Sholto wants to know where they came from that left them all naked and muddy, and then there’s a ridiculous little bit about how the sidhe cannot lie.

“Answer the question, Darkness… or Princess… or whoever. How did you get wet and muddy? I know that it is snowing aboveground; do not use that to lie.”

“The sidhe never lie,” Mistral said.

Sholto and his guards all laughed. The high tittering mixed with the rumbling bass/alto of the hags and Sholto’s open, joyous laughter. “The sidhe never lie: Spare us that, the biggest lie of all,” said Sholto.

This makes me like Sholto a bit more. First, he calls Doyle out on always answering for Merry. Then he pokes at the sidhe never lie bullshit.

So Merry swears that they became muddy from the rain in the dead gardens in the Unseelie sithen, and everyone is astonished. They don’t want to believe her, but because of the oath she swears, they know she must be telling the truth. Agnes claims that Merry used Seelie magic to do it, and to prove that it’s Unseelie magic, Merry makes the door disappear. Well, actually Doyle again orders Merry to make the door disappear.

Merry and Co are finally allowed to move closer to Sholto and his gang, and Merry feels Sholto’s powerful gaze on her naked body the entire time. Once they get closer, Merry forces all her men to kneel to Sholto, to show their respects to the King of the Sluagh, and apologize for their trespass. This just pisses him off.

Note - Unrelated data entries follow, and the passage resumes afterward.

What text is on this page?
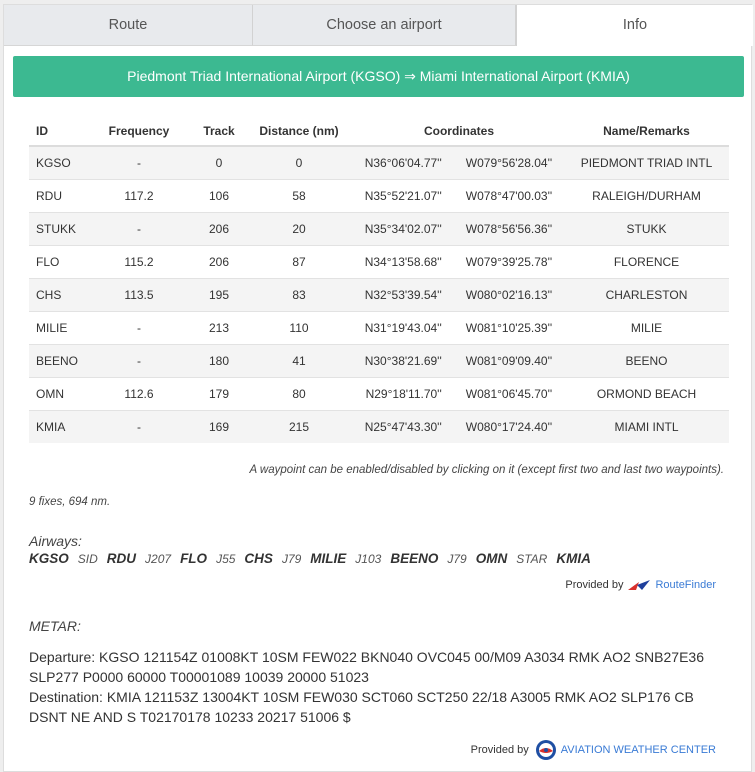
Route	Choose an airport	Info
Piedmont Triad International Airport (KGSO) ⇒ Miami International Airport (KMIA)
ID	Frequency	Track	Distance (nm)	Coordinates		Name/Remarks
KGSO	-	0	0	N36°06'04.77''	W079°56'28.04''	PIEDMONT TRIAD INTL
RDU	117.2	106	58	N35°52'21.07''	W078°47'00.03''	RALEIGH/DURHAM
STUKK	-	206	20	N35°34'02.07''	W078°56'56.36''	STUKK
FLO	115.2	206	87	N34°13'58.68''	W079°39'25.78''	FLORENCE
CHS	113.5	195	83	N32°53'39.54''	W080°02'16.13''	CHARLESTON
MILIE	-	213	110	N31°19'43.04''	W081°10'25.39''	MILIE
BEENO	-	180	41	N30°38'21.69''	W081°09'09.40''	BEENO
OMN	112.6	179	80	N29°18'11.70''	W081°06'45.70''	ORMOND BEACH
KMIA	-	169	215	N25°47'43.30''	W080°17'24.40''	MIAMI INTL
A waypoint can be enabled/disabled by clicking on it (except first two and last two waypoints).
9 fixes, 694 nm.
Airways:
KGSO SID RDU J207 FLO J55 CHS J79 MILIE J103 BEENO J79 OMN STAR KMIA
Provided by	RouteFinder
METAR:
Departure: KGSO 121154Z 01008KT 10SM FEW022 BKN040 OVC045 00/M09 A3034 RMK AO2 SNB27E36 SLP277 P0000 60000 T00001089 10039 20000 51023
Destination: KMIA 121153Z 13004KT 10SM FEW030 SCT060 SCT250 22/18 A3005 RMK AO2 SLP176 CB DSNT NE AND S T02170178 10233 20217 51006 $
Provided by	AVIATION WEATHER CENTER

“Get up, get up, and do not mock me!” Sholto’s words were inexplicably rage-filled.

I looked up to find that handsome face consumed with anger, twisted with it. “I do not understand-” I began, but he didn’t give me time to finish the sentence. He strode forward, grabbed my hand, and jerked me to my feet. Doyle came with me, tightening his grip on my other hand.

Sholto’s fingers dug into my upper arm as he pulled me closer and raged inches from my face. “I did not believe Agnes. I did not believe that Andais would allow such outrage, but now I do. Now I believe it!” He shook me hard enough to make me stumble. Only Doyle’s hand kept me from falling.

I fought to keep my voice even as I said, “I don’t know what you are talking about.”

“Don’t you, don’t you!” He let go of me abruptly, sending me stumbling back against Doyle. Sholto dug his uninjured hand into the bandages at his chest and stomach, tearing at them.

Turns out, Sholto thinks that Merry and Co came only to mock his injuries. As the bandages fall from his chest, Merry sees that his tentacles had been chopped off, and he’s just an open gaping maw across his stomach where they used to be. The chapter ends with Merry realizing the horror of this.